От добрых вестей с фронта настроение у партизан радостное, бодрое. Да и у них дела не так уж плохи. Отряд вырос. Теперь надо считать не десятками, а сотнями. Но дело не только в числе, каждый сражается за двоих.
В боевом активе отряда десятки пущенных под откос эшелонов, взорванных мостов, складов с горючим, сотни убитых фашистских солдат. Партизаны нагнали на фашистов панический страх. В руки Грабчака попало донесение начальника Олевского гарнизона Неймара своему берлинскому начальству. Эта бумага походила больше на жалобу, чем на воинский рапорт. Гитлеровец проклинал свою долю, жаловался на партизан, что они «окружили Олевск» и что «выходить из города ни днем, ни ночью невозможно; что только за сутки партизаны вывели из строя семь паровозов, большое количество вагонов». Фашистский генерал сетовал на то, что партизаны «хорошо осведомлены, подслушиваются все телефонные переговоры».
Причитания фашиста доставили Андрею немало радостных минут. Но своим ребятам он сказал, чтоб носы не задирали, героями себя не считали.
— Какие же мы герои, если тот орешек раскусить не можем.
Орешек — это Олевский железнодорожный мост через Уборть. Давно уже у Грабчака на него зуб, но подобраться к мосту нет никакой возможности.
Но теперь дорожка к мосту, кажется, найдена...
— Красавица, ей-богу красавица! Ты только взгляни, Андрей Михайлович. — Дед Еремей показывал свое детище и расхваливал его так, словно собирался подороже его продать. На бородатом, как у Миклухи-Маклая, лице деда застыла довольная улыбка, а потертая заячья шапка сидела на самой макушке, говоря о том, что у хозяина отличнейшее расположение духа. Эту шапчонку Еремей носил постоянно, даже летом.

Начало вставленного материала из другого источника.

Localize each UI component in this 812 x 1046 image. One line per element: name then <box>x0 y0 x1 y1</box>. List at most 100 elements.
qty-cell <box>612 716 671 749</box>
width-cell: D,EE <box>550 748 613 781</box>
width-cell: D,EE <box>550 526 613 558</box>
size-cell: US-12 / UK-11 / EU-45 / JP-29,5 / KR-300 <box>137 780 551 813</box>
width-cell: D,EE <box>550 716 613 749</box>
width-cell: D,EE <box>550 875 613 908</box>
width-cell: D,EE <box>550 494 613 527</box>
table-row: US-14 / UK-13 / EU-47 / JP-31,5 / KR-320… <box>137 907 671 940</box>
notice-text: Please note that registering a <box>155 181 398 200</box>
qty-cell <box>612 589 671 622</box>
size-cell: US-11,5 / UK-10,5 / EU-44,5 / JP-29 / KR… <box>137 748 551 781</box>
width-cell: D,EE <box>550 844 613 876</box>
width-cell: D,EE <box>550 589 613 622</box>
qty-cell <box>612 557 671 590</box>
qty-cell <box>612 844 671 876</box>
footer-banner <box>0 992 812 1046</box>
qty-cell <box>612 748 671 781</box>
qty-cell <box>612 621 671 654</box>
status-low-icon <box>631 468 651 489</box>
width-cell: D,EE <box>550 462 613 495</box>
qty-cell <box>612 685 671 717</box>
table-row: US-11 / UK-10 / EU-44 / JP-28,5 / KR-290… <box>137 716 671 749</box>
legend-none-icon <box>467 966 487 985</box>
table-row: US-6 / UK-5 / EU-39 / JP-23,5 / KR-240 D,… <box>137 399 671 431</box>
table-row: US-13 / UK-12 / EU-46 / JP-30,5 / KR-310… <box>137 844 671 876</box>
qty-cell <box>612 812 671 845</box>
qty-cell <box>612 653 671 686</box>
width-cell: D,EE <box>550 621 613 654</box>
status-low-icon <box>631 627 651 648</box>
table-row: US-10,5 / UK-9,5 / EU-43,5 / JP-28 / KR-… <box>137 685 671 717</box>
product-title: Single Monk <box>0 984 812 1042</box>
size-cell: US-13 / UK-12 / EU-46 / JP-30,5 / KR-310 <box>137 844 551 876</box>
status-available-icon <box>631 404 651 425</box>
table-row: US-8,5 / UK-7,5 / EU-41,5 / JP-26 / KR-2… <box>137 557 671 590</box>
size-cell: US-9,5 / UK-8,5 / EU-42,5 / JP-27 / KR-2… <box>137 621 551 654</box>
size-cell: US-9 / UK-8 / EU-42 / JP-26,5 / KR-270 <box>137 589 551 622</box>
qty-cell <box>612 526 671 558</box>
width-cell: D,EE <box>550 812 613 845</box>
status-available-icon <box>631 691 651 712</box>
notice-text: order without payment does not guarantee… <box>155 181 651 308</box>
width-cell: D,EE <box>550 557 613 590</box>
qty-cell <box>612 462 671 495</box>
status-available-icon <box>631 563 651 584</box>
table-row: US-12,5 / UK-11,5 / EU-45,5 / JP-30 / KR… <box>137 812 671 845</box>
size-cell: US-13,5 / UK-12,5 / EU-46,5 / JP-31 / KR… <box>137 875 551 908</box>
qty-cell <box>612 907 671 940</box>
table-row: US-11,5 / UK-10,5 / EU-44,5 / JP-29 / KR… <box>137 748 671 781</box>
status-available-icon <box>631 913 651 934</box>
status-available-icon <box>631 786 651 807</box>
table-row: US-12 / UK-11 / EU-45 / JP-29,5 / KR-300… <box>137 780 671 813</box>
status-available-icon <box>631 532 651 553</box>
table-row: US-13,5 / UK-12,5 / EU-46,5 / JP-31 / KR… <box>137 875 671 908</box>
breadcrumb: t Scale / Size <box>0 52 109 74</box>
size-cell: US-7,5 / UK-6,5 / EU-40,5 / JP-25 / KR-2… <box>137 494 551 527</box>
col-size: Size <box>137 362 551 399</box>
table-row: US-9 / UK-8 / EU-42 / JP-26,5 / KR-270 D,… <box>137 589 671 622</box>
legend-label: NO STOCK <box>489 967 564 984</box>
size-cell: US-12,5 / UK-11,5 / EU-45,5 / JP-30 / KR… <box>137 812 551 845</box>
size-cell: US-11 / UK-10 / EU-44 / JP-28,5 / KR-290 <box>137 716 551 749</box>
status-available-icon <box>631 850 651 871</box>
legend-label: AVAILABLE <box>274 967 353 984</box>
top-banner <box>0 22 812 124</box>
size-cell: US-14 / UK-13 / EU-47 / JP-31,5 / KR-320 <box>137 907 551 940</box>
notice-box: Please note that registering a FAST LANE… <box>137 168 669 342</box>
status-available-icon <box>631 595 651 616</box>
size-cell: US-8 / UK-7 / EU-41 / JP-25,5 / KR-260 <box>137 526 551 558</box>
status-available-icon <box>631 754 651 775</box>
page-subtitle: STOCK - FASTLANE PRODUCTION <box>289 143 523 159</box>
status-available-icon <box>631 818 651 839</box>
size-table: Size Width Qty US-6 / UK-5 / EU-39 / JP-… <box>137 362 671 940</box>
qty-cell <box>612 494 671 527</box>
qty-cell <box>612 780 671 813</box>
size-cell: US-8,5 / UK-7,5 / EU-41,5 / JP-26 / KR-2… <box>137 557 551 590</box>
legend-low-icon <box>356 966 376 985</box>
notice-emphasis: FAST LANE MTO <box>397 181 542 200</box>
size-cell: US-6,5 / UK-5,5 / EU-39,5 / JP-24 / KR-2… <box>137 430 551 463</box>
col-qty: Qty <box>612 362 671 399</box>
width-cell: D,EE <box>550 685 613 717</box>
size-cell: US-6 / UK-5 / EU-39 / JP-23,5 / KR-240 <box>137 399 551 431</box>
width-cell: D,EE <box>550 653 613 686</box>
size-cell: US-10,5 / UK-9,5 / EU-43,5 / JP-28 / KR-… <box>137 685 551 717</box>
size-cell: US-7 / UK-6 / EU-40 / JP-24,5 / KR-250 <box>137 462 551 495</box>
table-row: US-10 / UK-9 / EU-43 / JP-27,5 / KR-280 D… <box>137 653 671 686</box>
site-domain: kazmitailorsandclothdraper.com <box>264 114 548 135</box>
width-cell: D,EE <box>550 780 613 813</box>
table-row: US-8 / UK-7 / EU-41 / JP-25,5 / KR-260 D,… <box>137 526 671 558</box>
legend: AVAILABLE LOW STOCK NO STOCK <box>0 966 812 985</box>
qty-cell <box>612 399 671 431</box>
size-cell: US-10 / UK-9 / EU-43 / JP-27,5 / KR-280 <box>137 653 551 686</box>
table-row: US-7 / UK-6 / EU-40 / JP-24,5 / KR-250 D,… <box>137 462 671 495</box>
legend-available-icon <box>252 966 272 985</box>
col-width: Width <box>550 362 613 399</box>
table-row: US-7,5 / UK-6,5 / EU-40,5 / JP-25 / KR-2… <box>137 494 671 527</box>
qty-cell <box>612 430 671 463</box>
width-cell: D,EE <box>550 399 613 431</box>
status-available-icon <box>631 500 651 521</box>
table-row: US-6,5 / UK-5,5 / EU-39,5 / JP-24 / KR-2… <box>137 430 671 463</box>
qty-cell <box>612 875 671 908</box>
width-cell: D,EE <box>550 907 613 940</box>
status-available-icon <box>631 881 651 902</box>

На вопрос: «Не жарко ли?», он необидчиво отвечал: «Пользительно. Пар костей не ломит».
Андрей ходил за дедом и осматривал его работу самым придирчивым образом, будто не на шутку собирался купить ее.
— А пойдет, Еремей Осипович?
— Как же? Обязательно. Мотор справен. Полетит с ветерком.
— Так-таки и с ветерком?
Веселое лицо деда вмиг посуровело.
— Зря сумлеваешься, товарищ командир, — Он сразу перешел на официальный тон. — Еремей попусту слова не тратит, кого хошь спроси.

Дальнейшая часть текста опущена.